Semina had expected terror.
Instead, there was silence.
The kind of silence that doesn't exist at ground level — no traffic, no conversations, no ticking clocks. Just wind and open sky and the valley spreading below them like something that had always been there, quietly waiting to be seen from this angle.
She forgot, for a full minute, to be afraid.
"Okay?" Martin's voice came from just behind her ear.
"Yes," she said, and meant it completely.
They moved slowly through the air, tilting gently with the current. Below, the lake caught the last of the afternoon sun and threw it back in pieces.
"Do you do this every day?" she asked.
"Most days."
"Doesn't it get ordinary?"
A pause. "No. The view changes. The light changes. The person in front changes." Another pause. "Some cry the whole way down. Some go completely silent. Some talk the entire time."
"Which do you prefer?"
"Whichever one means they're still breathing."
Semina laughed despite herself. It surprised her — the laugh, and how light it felt leaving her chest.
She looked out at the sky. The sun was lower now, the valley edged in amber.
Paul would never do this, she thought suddenly. Then: Stop it. You're in the sky. Be in the sky.
She took a breath.
"It's beautiful," she said quietly.
"It is," Martin agreed.
She wasn't sure he was looking at the valley.
The thought arrived and she filed it immediately under highly unlikely, do not investigate.

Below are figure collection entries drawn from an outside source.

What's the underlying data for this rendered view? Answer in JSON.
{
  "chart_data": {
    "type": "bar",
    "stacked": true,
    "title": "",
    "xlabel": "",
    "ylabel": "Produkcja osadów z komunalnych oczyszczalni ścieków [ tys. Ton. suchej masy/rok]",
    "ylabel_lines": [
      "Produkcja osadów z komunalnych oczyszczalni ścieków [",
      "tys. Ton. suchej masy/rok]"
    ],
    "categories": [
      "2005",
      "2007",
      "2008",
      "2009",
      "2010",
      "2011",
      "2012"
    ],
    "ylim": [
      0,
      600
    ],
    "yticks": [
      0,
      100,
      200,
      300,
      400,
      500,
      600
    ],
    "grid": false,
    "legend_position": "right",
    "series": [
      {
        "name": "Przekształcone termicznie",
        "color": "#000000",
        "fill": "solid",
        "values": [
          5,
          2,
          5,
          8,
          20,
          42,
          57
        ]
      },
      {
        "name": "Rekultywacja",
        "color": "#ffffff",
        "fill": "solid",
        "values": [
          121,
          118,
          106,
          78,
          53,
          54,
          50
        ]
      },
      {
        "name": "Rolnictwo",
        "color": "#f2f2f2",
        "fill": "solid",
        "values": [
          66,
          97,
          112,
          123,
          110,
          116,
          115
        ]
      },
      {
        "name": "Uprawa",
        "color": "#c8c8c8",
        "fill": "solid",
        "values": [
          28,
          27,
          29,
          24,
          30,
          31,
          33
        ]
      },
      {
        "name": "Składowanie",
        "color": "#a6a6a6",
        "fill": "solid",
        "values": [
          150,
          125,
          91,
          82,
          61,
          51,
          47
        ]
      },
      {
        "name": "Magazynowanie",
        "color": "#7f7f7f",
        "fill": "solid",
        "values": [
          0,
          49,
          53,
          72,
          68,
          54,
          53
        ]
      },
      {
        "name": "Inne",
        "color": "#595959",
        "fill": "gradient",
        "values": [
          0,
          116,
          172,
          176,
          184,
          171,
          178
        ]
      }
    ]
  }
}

She cleared her throat. "I may have said something out loud earlier. Before we took off. Under my breath."
"Did you?"
"Something about —" she paused. "Something about the view."
"The view," he repeated, with great neutrality.
"Yes. The scenery. Very scenic."
"Very scenic," he agreed.
His voice contained a chuckle he was clearly too professional to release.
Semina fixed her gaze firmly on the horizon and decided that some things were better left unacknowledged at altitude.
Below them, the lake glittered.
The valley held its breath.
And for the first time in longer than she could remember, Semina Arlen was not thinking about failure, or family, or the future.
She was simply, completely, entirely here.